Ноги увязали в рыхлом снегу, но я пер как бульдозер, пугая своим дыханием охрану.
— Динамо бежит?
— В хвосте плетётся, — махнул Акишеву, пробегая мимо ворот гаража охраны, и вновь вильнул в сторону леса. По спине стекал пот, в ушах слышалось «бух-бух-бух…». Но ноги все равно двигались, впечатываясь в ледяной наст.
— Есть новости, Вадим Дмитриевич, — Акишева все же догнал меня и, подстраиваясь под ритм моего самоистязания, начал: — Двое из ларца, спалившихся на камере, работают в местном ЧОПе. Машина, на которой они приехали, была без номеров, поэтому установить владельца пока невозможно.
— Пока?
— Я заметил сильную вмятину на бочине, роем базу страховых случаев. Такое ДТП просто не могло не быть зафиксировано хоть где-то! Узнаю дату, найду видео, а там и личики посыплются. Что с ЧОПовцами делать?
— Рус, — я окончательно выдохся и рухнул на крыльцо заднего хода в дом. — Не трогай их, приставь людей, пусть проследят. Если этот визит спровоцирован нашим интересом к Иванецким, то сейчас резкие движения совершать нельзя. Надо всем расслабиться и делать вид, что мы спокойны и безголовы.
— Шеф, я позволил себе вольность, — Акишев почесал затылок и осмотрелся по сторонам, а потом сел ближе и зашептал: — Трансформаторная будка осталась на месте, как муляж, только теперь она напичкана камерами. А основной узел электроснабжения будет перенесен на границу участка Горислава Горозии, там самое оптимальное место для доступа и постоянного контроля. Сегодня закончится монтаж.
— Хорошая вольность, Акишев. По Лесе есть новости?
— Нет, шеф. Штиль полный. В нашем городе за последние две недели не зафиксировано ни одного пропавшего человека.
— Хороший город у нас, — усмехнулся я, осматривая территорию, теперь напоминающую тюремный двор: собаки, охрана с оружием и еле слышное жужжание камер по периметру. — Главное – тихий и спокойный.
— Это точно, — Рус рассмеялся и закурил.
— Ты последи за Ниной, друг.
— В каком смысле?
— Есть у меня ощущение петли на шее, — это было правдой. Горькой, неприятной, но чистой. Наши отношения давно вышли за рамки договорных и взаимных. Все начиналось с четких пунктов, которые устраивали обоих: она получает блага, а я – стабильность и минус одну головную боль в виде женского очарования. И я сдержал свои слова целиком и полностью, не вильнув «налево» ни разу. А через год как-то втянулся… Возможно, это дико, но на тот момент устраивало нас обоих. А теперь становится ясно, что где-то я дал маху… Я не считал денег, не вмешивался в её жизнь, выдав полный карт-бланш. Она хотела учиться — пожалуйста! Хотела путешествовать? Вперёд… Свобода – она как крепкий алкоголь: бьет в голову, изменяет сознание и превращается в зависимость.
— Вадь, ну дай конкретики?
— Она вчера Куталадзе с женой хотела подослать, чтобы проверить, как я тут, — горько рассмеялся, не понимая, как я до этого докатился.
— Я понял, Шеф. Будет сделано…
Распрощавшись с Акишевым, вошёл в дом и замер…
Из кухни слышались голоса, хриплый смех и жужжание миксера. Надо было просто пройти в свою комнату! Просто взять себя в руки и бросить вести себякак пубертатное похотливое животное.
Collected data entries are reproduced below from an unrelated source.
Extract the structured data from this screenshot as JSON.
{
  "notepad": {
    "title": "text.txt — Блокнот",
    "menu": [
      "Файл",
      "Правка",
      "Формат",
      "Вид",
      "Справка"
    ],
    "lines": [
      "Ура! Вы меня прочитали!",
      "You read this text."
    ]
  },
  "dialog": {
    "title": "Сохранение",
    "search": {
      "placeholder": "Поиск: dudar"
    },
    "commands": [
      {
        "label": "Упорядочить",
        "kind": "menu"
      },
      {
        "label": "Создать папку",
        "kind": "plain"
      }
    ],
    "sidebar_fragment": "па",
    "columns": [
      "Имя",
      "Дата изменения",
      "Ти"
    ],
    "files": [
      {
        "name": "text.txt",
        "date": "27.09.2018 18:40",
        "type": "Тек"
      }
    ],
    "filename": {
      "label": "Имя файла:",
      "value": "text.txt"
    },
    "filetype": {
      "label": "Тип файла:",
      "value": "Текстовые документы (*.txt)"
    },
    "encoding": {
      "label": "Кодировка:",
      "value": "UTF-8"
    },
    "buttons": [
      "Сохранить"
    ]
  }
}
Но нет…
Я двинулся на этот странный звук, стараясь не шуметь, чтобы остаться незамеченным. Прислонился к дверному косяку, наблюдая, как Клара Ивановна оживленно кружится по кухне, а Леся, сидя на каменной столешнице усердно мешает тесто большой деревянной лопаткой.
Эти её губы… Розовые, чуть припухшие… Они просто орали, зазывая меня подарить девчонке её первый поцелуй. Как рекламный баннер на затерянной трассе, обещающий теплый ночлег усталому водителю.